Rule (unrefracted): Calculate score (correct diagnosis) TRIGGER: calculate_statistics IF: the current trial is Trial of _ trial(Trial, Target, _, _, Target) is in statistics score(Correct / Total) is in statistics Correct1 is (Correct) + (1) THEN: delete score(Correct / Total) from statistics add score(Correct1 / Trial) to statistics send score(Correct1 / Trial) to Experiment Record Rule (unrefracted): Calculate score (incorrect diagnosis) TRIGGER: calculate_statistics IF: the current trial is Trial of _ trial(Trial, Target, _, _, Diagnosis) is in statistics Target \== Diagnosis score(Correct / Total) is in statistics THEN: delete score(Correct / Total) from statistics add score(Correct / Trial) to statistics send score(Correct / Trial) to Experiment Record
Now the model keeps a running score in the statistics buffer, and outputs this to the Experiment Record whenever a diagnosis is received. You might like to think about how the mean number of queries could be calculated from the contents of the statistics buffer. Also, how could you delay calculating the statistics until the end of the block?

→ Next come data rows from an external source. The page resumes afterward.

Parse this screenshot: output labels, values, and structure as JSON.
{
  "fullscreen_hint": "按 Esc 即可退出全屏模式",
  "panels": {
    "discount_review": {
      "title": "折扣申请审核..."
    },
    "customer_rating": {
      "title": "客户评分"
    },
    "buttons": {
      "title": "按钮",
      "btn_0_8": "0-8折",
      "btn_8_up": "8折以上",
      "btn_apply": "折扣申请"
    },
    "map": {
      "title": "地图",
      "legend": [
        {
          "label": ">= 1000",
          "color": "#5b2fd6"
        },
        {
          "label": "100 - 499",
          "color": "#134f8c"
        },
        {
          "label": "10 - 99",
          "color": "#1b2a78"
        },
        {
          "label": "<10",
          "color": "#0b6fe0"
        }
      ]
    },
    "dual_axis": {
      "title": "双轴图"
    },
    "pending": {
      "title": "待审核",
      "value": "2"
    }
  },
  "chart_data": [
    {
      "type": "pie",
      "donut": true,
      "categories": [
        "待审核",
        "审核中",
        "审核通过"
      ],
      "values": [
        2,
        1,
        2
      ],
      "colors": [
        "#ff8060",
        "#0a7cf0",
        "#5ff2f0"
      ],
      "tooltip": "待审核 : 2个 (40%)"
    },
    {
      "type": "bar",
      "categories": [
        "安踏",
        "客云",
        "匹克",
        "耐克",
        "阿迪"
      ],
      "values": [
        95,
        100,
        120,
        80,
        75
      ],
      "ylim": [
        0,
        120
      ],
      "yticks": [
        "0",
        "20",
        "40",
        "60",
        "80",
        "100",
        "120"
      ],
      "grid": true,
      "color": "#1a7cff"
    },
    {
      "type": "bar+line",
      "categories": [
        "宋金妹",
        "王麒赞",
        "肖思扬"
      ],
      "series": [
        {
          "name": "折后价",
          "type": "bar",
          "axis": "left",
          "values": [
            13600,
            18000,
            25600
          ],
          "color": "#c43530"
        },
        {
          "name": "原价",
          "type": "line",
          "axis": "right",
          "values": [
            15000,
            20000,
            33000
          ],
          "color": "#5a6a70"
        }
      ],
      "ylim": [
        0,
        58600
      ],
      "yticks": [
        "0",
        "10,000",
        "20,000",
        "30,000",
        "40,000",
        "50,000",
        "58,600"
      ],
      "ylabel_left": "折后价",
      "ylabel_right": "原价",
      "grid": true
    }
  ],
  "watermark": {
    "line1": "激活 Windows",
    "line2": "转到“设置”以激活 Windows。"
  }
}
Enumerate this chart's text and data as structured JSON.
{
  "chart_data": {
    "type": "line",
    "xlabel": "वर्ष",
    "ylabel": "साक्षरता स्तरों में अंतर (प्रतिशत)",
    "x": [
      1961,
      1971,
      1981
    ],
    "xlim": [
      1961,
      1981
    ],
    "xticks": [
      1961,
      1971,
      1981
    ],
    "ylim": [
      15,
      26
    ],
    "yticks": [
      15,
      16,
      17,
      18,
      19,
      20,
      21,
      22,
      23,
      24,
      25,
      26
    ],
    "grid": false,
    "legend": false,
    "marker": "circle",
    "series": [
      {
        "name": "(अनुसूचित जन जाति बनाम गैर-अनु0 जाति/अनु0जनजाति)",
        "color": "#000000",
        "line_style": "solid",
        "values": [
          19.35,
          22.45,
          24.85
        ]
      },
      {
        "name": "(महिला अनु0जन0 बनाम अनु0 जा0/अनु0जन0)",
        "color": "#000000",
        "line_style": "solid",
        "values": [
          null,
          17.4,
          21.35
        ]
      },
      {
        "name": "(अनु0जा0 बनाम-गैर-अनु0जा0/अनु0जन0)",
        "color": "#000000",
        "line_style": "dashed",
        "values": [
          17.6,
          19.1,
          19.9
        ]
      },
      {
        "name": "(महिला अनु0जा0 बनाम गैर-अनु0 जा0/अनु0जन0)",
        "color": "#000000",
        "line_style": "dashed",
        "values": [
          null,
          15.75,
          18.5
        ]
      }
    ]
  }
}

Finally in this section, we use a Tabular sink to tabulate Diagnoses against Diseases in a contingency table. First of all, you should add a Tabular sink box to the Experimental environment, and draw a send arrow from the Experimenter process to it, like this:
Next, switch to the Properties view of the new Tabular sink, and set its Initialisation property to Each Block. You will see that you have the opportunity to specify the row and column labels here. It should look something like this:
Next, open the Experimenter process and add the following Condition definition and Rule:
Condition Definition: possible_disease/1: Define possible diseases possible_disease(Disease):- Disease is a member of [laryngitis, parotitis, meningitis, tonsillitis, hepatitis]. Rule (unrefracted): Tabulate Diagnoses against Diseases TRIGGER: calculate_statistics IF: possible_disease(Disease) possible_disease(Diagnosis) Outcomes is the list of all (Disease , Diagnosis) such that trial(_, Disease, _, _, Diagnosis) is in statistics Value is the length of Outcomes THEN: send data(Disease, Diagnosis, Value) to Disease/Diagnosis table
Now, run a block of trials, with the Disease/Diagnosis table sink's Tabular view visible. After the first trial, you should see a tabular representation of the number of diagnoses of each type for each possible disease, which is updated on receipt of each subsequent diagnosis.
As a matter of interest, you can also try the following: add another condition to the rule, after the others, like this:
Value > 0
This blocks any zero values from being added to the table. Run the model again; you will see that even without all cells defined, the defined parts of the table are still drawn.